Our secularism seems so fragile that we're rattled by Rushdie
With reference to Indrajit Hazra's article Illiterate !ndia (January 21), if our beliefs and faiths are so weak that artworks can easily shake them up, then we should ban all artists. This will make sure that their works won't hurt the sentiments of any community in the future. The government's mishandling of the recent episode of author Salman Rushdie's proposed visit to India proves that secularism and democracy exist only on paper. We may be living in the 21st century, but intellectually, we are still stuck in the Stone Ages.
--SK Malhotra, Delhi
With reference to the report What a shame, no Rushdie at lit fest (January 21), it is really unfortunate that celebrated author Salman Rushdie could not attend the literature festival. But what is frightening is that the central and the state governments allowed some people (read: religious fanatics) to take the law into their own hands and forced Rushdie to stay away from the festival. It was the duty of the government to ensure Rushdie's safety. Instead they gave in to the demand of some fanatics just to secure Muslim votes in the upcoming Uttar Pradesh elections.
--Mahesh Kumar, via email
I think we are giving too much importance to a non-issue. What has Salman Rushdie done for India? We always tend to support causes that might eventually end up disturbing the peace. Can we afford to do so? Let Rushdie continue with his tweeting and remain in his own world.
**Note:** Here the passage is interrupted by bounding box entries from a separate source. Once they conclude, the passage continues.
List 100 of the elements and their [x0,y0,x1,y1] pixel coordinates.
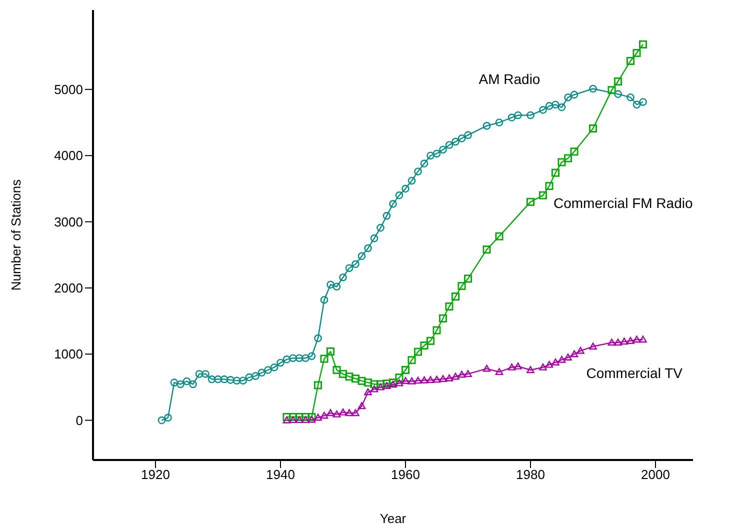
point [320,354,328,363]
point [364,388,372,396]
point [614,338,622,346]
point [576,346,584,354]
point [314,381,322,390]
point [314,414,322,421]
point [376,383,384,390]
series-label: AM Radio [478,70,540,87]
point [326,347,334,356]
series-label: Commercial FM Radio [554,194,693,211]
point [408,356,416,364]
point [526,198,534,206]
point [570,350,578,358]
point [370,380,378,388]
point [558,356,566,363]
point [458,370,466,378]
point [552,168,560,177]
point [445,374,454,382]
point [632,336,641,343]
point [358,376,366,385]
point [364,378,372,387]
point [482,246,491,254]
point [626,336,634,344]
point [495,232,504,240]
x-tick-label: 1940 [266,467,295,482]
y-tick-label: 2000 [54,280,83,296]
point [432,376,441,383]
point [445,302,454,310]
point [420,376,428,384]
point [608,338,616,346]
point [514,362,522,370]
x-tick-label: 1960 [391,467,420,482]
point [439,375,447,382]
point [564,154,572,162]
point [552,358,560,366]
point [420,342,428,350]
point [370,385,378,392]
point [282,416,291,424]
point [608,86,616,94]
point [395,379,404,386]
point [432,326,441,334]
point [426,336,434,345]
y-tick-label: 0 [76,412,83,428]
point [358,402,366,410]
point [620,338,628,345]
point [345,409,354,416]
point [439,314,447,322]
point [320,412,328,419]
point [639,336,647,343]
x-tick-label: 1920 [141,467,170,482]
point [632,49,641,58]
y-tick-label: 5000 [54,82,83,98]
point [352,409,360,416]
point [626,56,634,65]
point [639,40,647,48]
y-tick-label: 4000 [54,148,83,164]
point [408,377,416,384]
point [589,342,597,350]
point [332,366,341,374]
point [308,416,316,423]
point [539,191,547,200]
point [414,348,422,356]
point [345,372,354,381]
point [452,292,460,301]
y-tick-label: 3000 [54,214,83,230]
point [395,374,404,382]
point [339,370,347,378]
point [545,182,554,190]
point [545,360,554,368]
x-tick-label: 1980 [516,467,545,482]
point [508,363,516,370]
y-axis-title: Number of Stations [8,178,24,291]
point [352,374,360,383]
point [458,282,466,290]
point [332,410,341,418]
point [482,364,491,372]
point [452,372,460,380]
point [295,416,304,424]
point [464,370,472,378]
point [495,368,504,376]
point [302,416,310,424]
point [402,377,410,384]
point [402,366,410,374]
point [564,354,572,360]
point [539,363,547,370]
point [589,124,597,132]
x-tick-label: 2000 [641,467,670,482]
point [570,148,578,156]
point [526,366,534,374]
point [308,412,316,421]
point [339,408,347,416]
series-label: Commercial TV [586,365,684,382]
point [558,158,566,166]
x-axis-title: Year [380,511,407,526]
point [326,409,334,416]
point [614,77,622,86]
point [289,416,297,424]
point [282,412,291,421]
point [426,376,434,383]
point [464,274,472,283]
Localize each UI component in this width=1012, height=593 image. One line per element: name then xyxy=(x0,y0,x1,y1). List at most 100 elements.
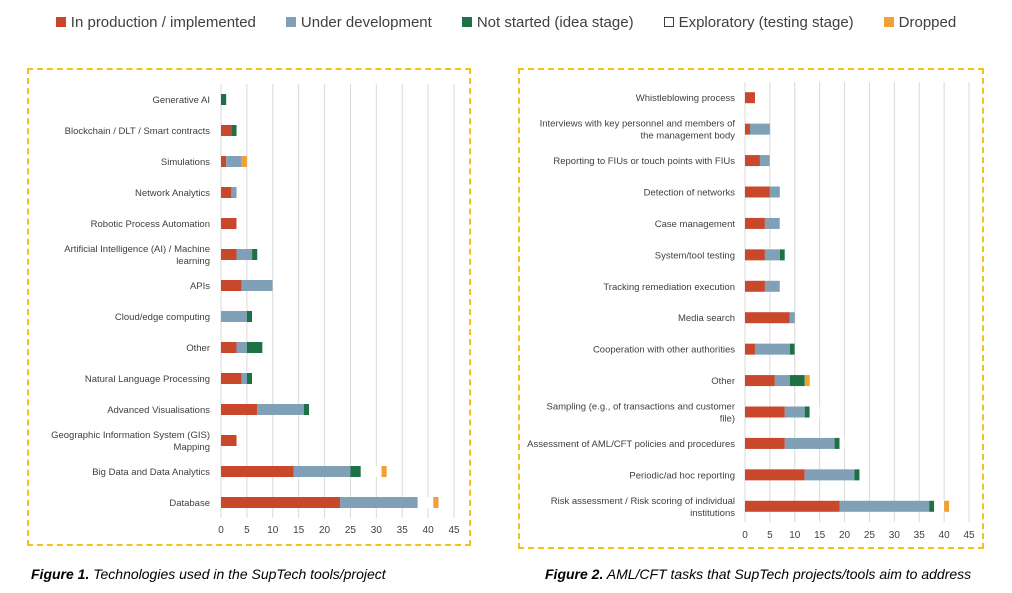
legend-swatch xyxy=(285,17,296,27)
bar-segment xyxy=(221,125,232,136)
bar-segment xyxy=(745,249,765,261)
chart-legend: In production / implemented Under develop… xyxy=(0,12,1012,32)
bar-segment xyxy=(221,435,237,446)
bar-segment xyxy=(252,373,263,384)
category-label: Natural Language Processing xyxy=(85,374,210,385)
bar-segment xyxy=(754,343,790,355)
legend-swatch xyxy=(883,17,894,27)
figure-1-caption-number: Figure 1. xyxy=(31,566,90,582)
figure-1-chart: 0 5 10 15 20 25 30 35 40 45 Generative AI Blockchai… xyxy=(51,84,460,536)
bar-segment xyxy=(745,343,755,355)
bar-segment xyxy=(809,406,820,418)
bar-segment xyxy=(221,187,232,198)
bar-segment xyxy=(360,466,382,477)
bar-segment xyxy=(804,375,810,387)
category-label: System/tool testing xyxy=(655,250,735,261)
bar-segment xyxy=(350,466,361,477)
x-tick-label: 10 xyxy=(789,530,801,541)
x-tick-label: 40 xyxy=(939,530,951,541)
bar-segment xyxy=(221,497,341,508)
bar-segment xyxy=(236,218,242,229)
category-label: Whistleblowing process xyxy=(636,93,736,104)
bar-segment xyxy=(381,466,387,477)
category-label: Geographic Information System (GIS) Mappi… xyxy=(51,430,210,453)
legend-swatch xyxy=(55,17,66,27)
bar-segment xyxy=(789,343,795,355)
category-label: Risk assessment / Risk scoring of indivi… xyxy=(551,496,736,519)
legend-item: Under development xyxy=(285,13,432,31)
category-label: Reporting to FIUs or touch points with F… xyxy=(553,156,735,167)
bar-segment xyxy=(745,92,755,104)
legend-label: Exploratory (testing stage) xyxy=(678,13,854,31)
figure-1-panel: 0 5 10 15 20 25 30 35 40 45 Generative AI Blockchai… xyxy=(27,68,471,546)
bar-segment xyxy=(745,217,765,229)
bar-segment xyxy=(221,156,227,167)
bar-segment xyxy=(272,280,284,291)
category-label: Other xyxy=(186,343,210,354)
bar-segment xyxy=(241,373,247,384)
bar-segment xyxy=(246,342,263,353)
bar-segment xyxy=(745,406,785,418)
legend-item: Dropped xyxy=(883,13,957,31)
category-label: Artificial Intelligence (AI) / Machine le… xyxy=(64,244,210,267)
bar-segment xyxy=(804,469,855,481)
bar-segment xyxy=(854,469,860,481)
bar-segment xyxy=(789,375,805,387)
figure-1-caption: Figure 1. Technologies used in the SupTe… xyxy=(31,566,386,582)
x-tick-label: 45 xyxy=(448,525,460,536)
bar-segment xyxy=(417,497,434,508)
legend-item: In production / implemented xyxy=(55,14,256,31)
bar-segment xyxy=(252,249,258,260)
x-tick-label: 15 xyxy=(814,530,826,541)
bar-segment xyxy=(764,280,780,292)
bar-segment xyxy=(745,469,805,481)
bar-segment xyxy=(944,500,950,512)
bar-segment xyxy=(745,437,785,449)
legend-label: Under development xyxy=(300,13,432,31)
figure-2-caption-text: AML/CFT tasks that SupTech projects/tool… xyxy=(603,566,972,582)
bar-segment xyxy=(340,497,418,508)
figure-2-caption-number: Figure 2. xyxy=(545,566,604,582)
bar-segment xyxy=(759,155,770,167)
figure-2-caption: Figure 2. AML/CFT tasks that SupTech pro… xyxy=(545,566,971,582)
bar-segment xyxy=(221,249,237,260)
bar-segment xyxy=(779,280,790,292)
category-label: Assessment of AML/CFT policies and proce… xyxy=(527,439,735,450)
x-tick-label: 45 xyxy=(963,530,975,541)
bar-segment xyxy=(433,497,439,508)
x-tick-label: 25 xyxy=(864,530,876,541)
x-tick-label: 20 xyxy=(319,525,331,536)
bar-segment xyxy=(769,186,780,198)
bar-segment xyxy=(839,437,845,449)
bar-segment xyxy=(774,375,790,387)
x-tick-label: 30 xyxy=(889,530,901,541)
x-tick-label: 5 xyxy=(767,530,773,541)
bar-segment xyxy=(231,187,237,198)
bar-segment xyxy=(934,500,945,512)
bar-segment xyxy=(257,404,304,415)
figure-1-caption-text: Technologies used in the SupTech tools/p… xyxy=(89,566,386,582)
bar-segment xyxy=(221,280,242,291)
bar-segment xyxy=(804,406,810,418)
bar-segment xyxy=(221,218,237,229)
bar-segment xyxy=(784,406,805,418)
legend-label: Dropped xyxy=(898,13,957,31)
bar-segment xyxy=(241,280,273,291)
bar-segment xyxy=(784,437,835,449)
legend-item: Exploratory (testing stage) xyxy=(663,13,854,31)
bar-segment xyxy=(221,466,294,477)
bar-segment xyxy=(745,280,765,292)
legend-label: Not started (idea stage) xyxy=(476,13,634,31)
bar-segment xyxy=(745,375,775,387)
category-label: Robotic Process Automation xyxy=(91,219,210,230)
category-label: Cloud/edge computing xyxy=(115,312,210,323)
category-label: Media search xyxy=(678,313,735,324)
bar-segment xyxy=(839,500,930,512)
x-tick-label: 40 xyxy=(423,525,435,536)
legend-item: Not started (idea stage) xyxy=(461,13,634,31)
x-tick-label: 35 xyxy=(914,530,926,541)
bar-segment xyxy=(764,217,780,229)
bar-segment xyxy=(749,123,770,135)
bar-segment xyxy=(226,156,242,167)
category-label: Tracking remediation execution xyxy=(603,282,735,293)
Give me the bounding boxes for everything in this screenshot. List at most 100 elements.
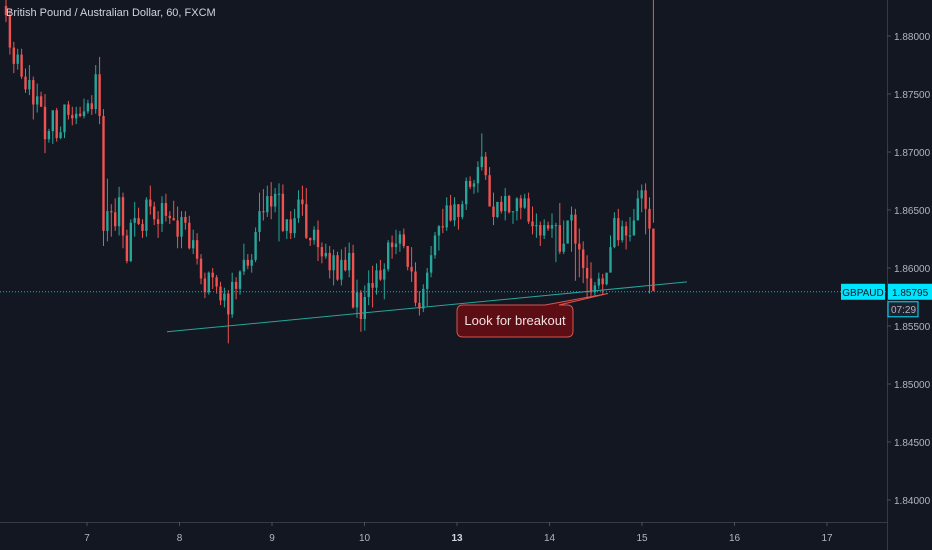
candle-body: [20, 54, 23, 77]
candle-body: [363, 297, 366, 320]
y-tick-label: 1.87500: [894, 90, 931, 101]
candle-body: [75, 113, 78, 119]
candle-body: [601, 278, 604, 285]
candle-body: [141, 223, 144, 231]
y-tick-label: 1.85500: [894, 322, 931, 333]
candle-body: [312, 229, 316, 241]
candle-body: [246, 259, 249, 266]
candle-body: [578, 243, 581, 250]
candle-body: [227, 293, 230, 315]
candle-body: [468, 181, 472, 187]
candle-body: [59, 132, 62, 139]
y-tick-label: 1.86500: [894, 206, 931, 217]
candle-body: [153, 206, 156, 220]
candle-body: [585, 268, 589, 279]
y-tick-label: 1.87000: [894, 148, 931, 159]
candle-body: [644, 190, 647, 209]
x-tick-label: 9: [269, 533, 275, 544]
candle-body: [617, 218, 620, 241]
candle-body: [309, 237, 312, 241]
candle-body: [593, 285, 597, 293]
candle-body: [328, 252, 331, 271]
candle-body: [43, 106, 47, 140]
candle-body: [500, 201, 503, 212]
candle-body: [519, 198, 522, 208]
candle-body: [550, 225, 554, 229]
candle-body: [465, 181, 468, 205]
candle-body: [78, 113, 82, 117]
candle-body: [605, 272, 608, 285]
candle-body: [437, 226, 441, 236]
candle-body: [242, 259, 246, 272]
candle-body: [523, 198, 526, 208]
candle-body: [273, 193, 277, 207]
candle-body: [387, 242, 390, 270]
candle-body: [172, 218, 175, 221]
candle-body: [359, 292, 363, 320]
x-tick-label: 16: [729, 533, 741, 544]
candle-body: [160, 203, 164, 224]
symbol-badge-text: GBPAUD: [842, 288, 884, 299]
candle-body: [504, 196, 507, 212]
y-tick-label: 1.88000: [894, 32, 931, 43]
candle-body: [164, 203, 168, 216]
candle-body: [145, 199, 148, 231]
candle-body: [496, 201, 499, 217]
candle-body: [336, 255, 339, 280]
candle-body: [199, 258, 203, 279]
candle-body: [515, 198, 519, 212]
x-tick-label: 7: [84, 533, 90, 544]
candle-body: [527, 198, 530, 222]
chart-title: British Pound / Australian Dollar, 60, F…: [6, 7, 216, 19]
candle-body: [168, 215, 171, 219]
candle-body: [566, 220, 569, 244]
candle-body: [211, 272, 214, 278]
candle-body: [597, 278, 600, 286]
candle-body: [82, 111, 86, 117]
last-price-badge: [888, 283, 932, 300]
candle-body: [539, 225, 542, 236]
candle-body: [16, 54, 19, 64]
candle-body: [110, 211, 113, 213]
candle-body: [207, 272, 210, 293]
candle-body: [457, 204, 460, 217]
candle-body: [293, 218, 296, 234]
candle-body: [410, 266, 413, 272]
candle-body: [367, 283, 370, 297]
candle-body: [184, 216, 187, 223]
candle-body: [8, 15, 12, 48]
candle-body: [262, 211, 265, 213]
candle-body: [488, 175, 491, 207]
candle-body: [86, 103, 90, 112]
candle-body: [289, 219, 292, 234]
candle-body: [90, 103, 93, 110]
candle-body: [55, 110, 58, 139]
candle-body: [258, 211, 261, 233]
candle-body: [129, 222, 132, 262]
countdown-text: 07:29: [891, 305, 916, 316]
candle-body: [453, 204, 456, 221]
candle-body: [137, 218, 140, 224]
candle-body: [484, 156, 487, 176]
candle-body: [250, 259, 253, 266]
candle-body: [398, 234, 402, 244]
candle-body: [574, 214, 577, 244]
candle-body: [180, 216, 183, 237]
candle-body: [355, 292, 359, 308]
candle-body: [570, 214, 573, 221]
candle-body: [449, 205, 452, 221]
candle-body: [351, 252, 355, 308]
candle-body: [480, 156, 483, 168]
y-tick-label: 1.84500: [894, 438, 931, 449]
candle-body: [12, 47, 15, 64]
candle-body: [32, 80, 35, 105]
last-price-badge-text: 1.85795: [892, 288, 929, 299]
candle-body: [324, 252, 327, 257]
x-tick-label: 15: [636, 533, 648, 544]
candle-body: [441, 226, 444, 228]
symbol-badge: [841, 283, 885, 300]
candle-body: [203, 278, 207, 293]
candle-body: [402, 234, 405, 246]
candle-body: [582, 249, 585, 268]
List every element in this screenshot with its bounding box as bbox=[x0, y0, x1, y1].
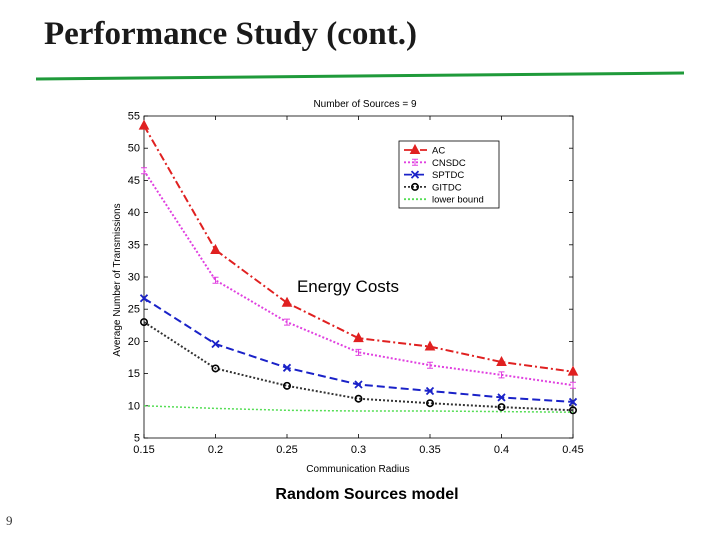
series-lines bbox=[138, 119, 579, 415]
data-point-cnsdc bbox=[141, 167, 147, 175]
data-point-ac bbox=[138, 119, 150, 130]
energy-costs-annotation: Energy Costs bbox=[297, 277, 399, 296]
legend-item-cnsdc: CNSDC bbox=[404, 158, 466, 169]
y-tick-label: 55 bbox=[128, 111, 140, 123]
axis-ticks: 5 10 15 20 25 30 35 40 45 50 55 0.15 0.2 0.25 0.3 0.35 0… bbox=[128, 111, 584, 457]
series-line-gitdc bbox=[143, 321, 574, 412]
legend-item-gitdc: GITDC bbox=[404, 182, 462, 193]
y-axis-label: Average Number of Transmissions bbox=[112, 203, 123, 356]
data-point-gitdc bbox=[425, 399, 434, 408]
data-point-sptdc bbox=[139, 294, 149, 303]
legend-label: GITDC bbox=[432, 182, 462, 193]
y-tick-label: 30 bbox=[128, 272, 140, 284]
data-point-sptdc bbox=[568, 397, 578, 407]
caption-text: Random Sources model bbox=[275, 486, 459, 503]
data-point-cnsdc bbox=[427, 361, 433, 369]
page-number: 9 bbox=[6, 513, 13, 528]
data-point-ac bbox=[281, 296, 293, 307]
data-point-cnsdc bbox=[498, 371, 505, 379]
legend-label: SPTDC bbox=[432, 170, 464, 181]
legend-label: CNSDC bbox=[432, 158, 466, 169]
data-point-ac bbox=[353, 332, 364, 343]
data-point-cnsdc bbox=[570, 381, 576, 389]
series-sptdc bbox=[139, 294, 578, 407]
x-tick-label: 0.2 bbox=[208, 444, 223, 456]
y-tick-label: 25 bbox=[128, 304, 140, 316]
y-tick-label: 15 bbox=[128, 368, 140, 380]
y-tick-label: 40 bbox=[128, 207, 140, 219]
y-tick-label: 5 bbox=[134, 433, 140, 445]
y-tick-label: 50 bbox=[128, 143, 140, 155]
data-point-cnsdc bbox=[284, 318, 290, 326]
data-point-sptdc bbox=[282, 363, 292, 372]
x-tick-label: 0.4 bbox=[494, 444, 509, 456]
series-lower-bound bbox=[143, 405, 574, 413]
y-tick-label: 45 bbox=[128, 175, 140, 187]
chart-caption: Random Sources model bbox=[0, 486, 720, 504]
data-point-cnsdc bbox=[212, 276, 219, 284]
legend-marker bbox=[409, 143, 421, 154]
data-point-gitdc bbox=[282, 381, 291, 390]
legend-marker bbox=[412, 158, 418, 166]
data-point-gitdc bbox=[354, 394, 363, 403]
legend-item-lower-bound: lower bound bbox=[404, 195, 484, 206]
series-ac bbox=[138, 119, 579, 376]
data-point-sptdc bbox=[497, 393, 506, 402]
legend-marker bbox=[410, 182, 419, 191]
legend-label: lower bound bbox=[432, 195, 484, 206]
y-tick-label: 35 bbox=[128, 239, 140, 251]
series-gitdc bbox=[140, 318, 577, 415]
legend-label: AC bbox=[432, 146, 445, 157]
data-point-gitdc bbox=[497, 403, 506, 412]
series-line-lower-bound bbox=[143, 405, 574, 413]
data-point-ac bbox=[567, 365, 579, 376]
legend-marker bbox=[410, 170, 420, 179]
y-tick-label: 20 bbox=[128, 336, 140, 348]
data-point-gitdc bbox=[211, 364, 220, 373]
data-point-gitdc bbox=[568, 406, 577, 415]
slide-title: Performance Study (cont.) bbox=[44, 16, 417, 52]
data-point-sptdc bbox=[354, 380, 363, 389]
data-point-gitdc bbox=[140, 318, 149, 327]
x-tick-label: 0.45 bbox=[562, 444, 583, 456]
series-cnsdc bbox=[141, 167, 576, 389]
data-point-ac bbox=[424, 340, 436, 351]
data-point-ac bbox=[210, 243, 221, 254]
x-tick-label: 0.25 bbox=[276, 444, 297, 456]
data-point-sptdc bbox=[425, 386, 435, 396]
y-tick-label: 10 bbox=[128, 400, 140, 412]
data-point-cnsdc bbox=[355, 348, 362, 356]
x-axis-label: Communication Radius bbox=[306, 464, 409, 475]
legend-item-ac: AC bbox=[404, 143, 445, 157]
chart-title: Number of Sources = 9 bbox=[313, 99, 417, 110]
x-tick-label: 0.3 bbox=[351, 444, 366, 456]
x-tick-label: 0.15 bbox=[133, 444, 154, 456]
data-point-ac bbox=[496, 355, 507, 367]
data-point-sptdc bbox=[211, 339, 220, 349]
legend-item-sptdc: SPTDC bbox=[404, 170, 464, 181]
x-tick-label: 0.35 bbox=[419, 444, 440, 456]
--Roopak Vasishtha, via email
Unique confusion project
The editorial Identify and then reach out (Our Take, January 21) reveals that there's a lack of coordination among various government ministries. It's too late to raise doubts over the Unique Identification (UID) project. Why did the home minister not raise any objection when the scheme was announced in 2009? His concern over the safety of the data that the UID team is collecting is unconvincing. The way he is slyly pushing his National Population Register (NPR) scheme makes one doubt his intentions.
--SC Vaid, via email
Though I appreciate the efforts of the UID team, I feel it would be unfair to overrule the home ministry's concerns. A recent report reveals that the cost of enroling one person under UID is R10 more than it is under the NPR project. When both schemes aim to collect the same information in approximately the same period of time, why should the government spend billions more on the UID?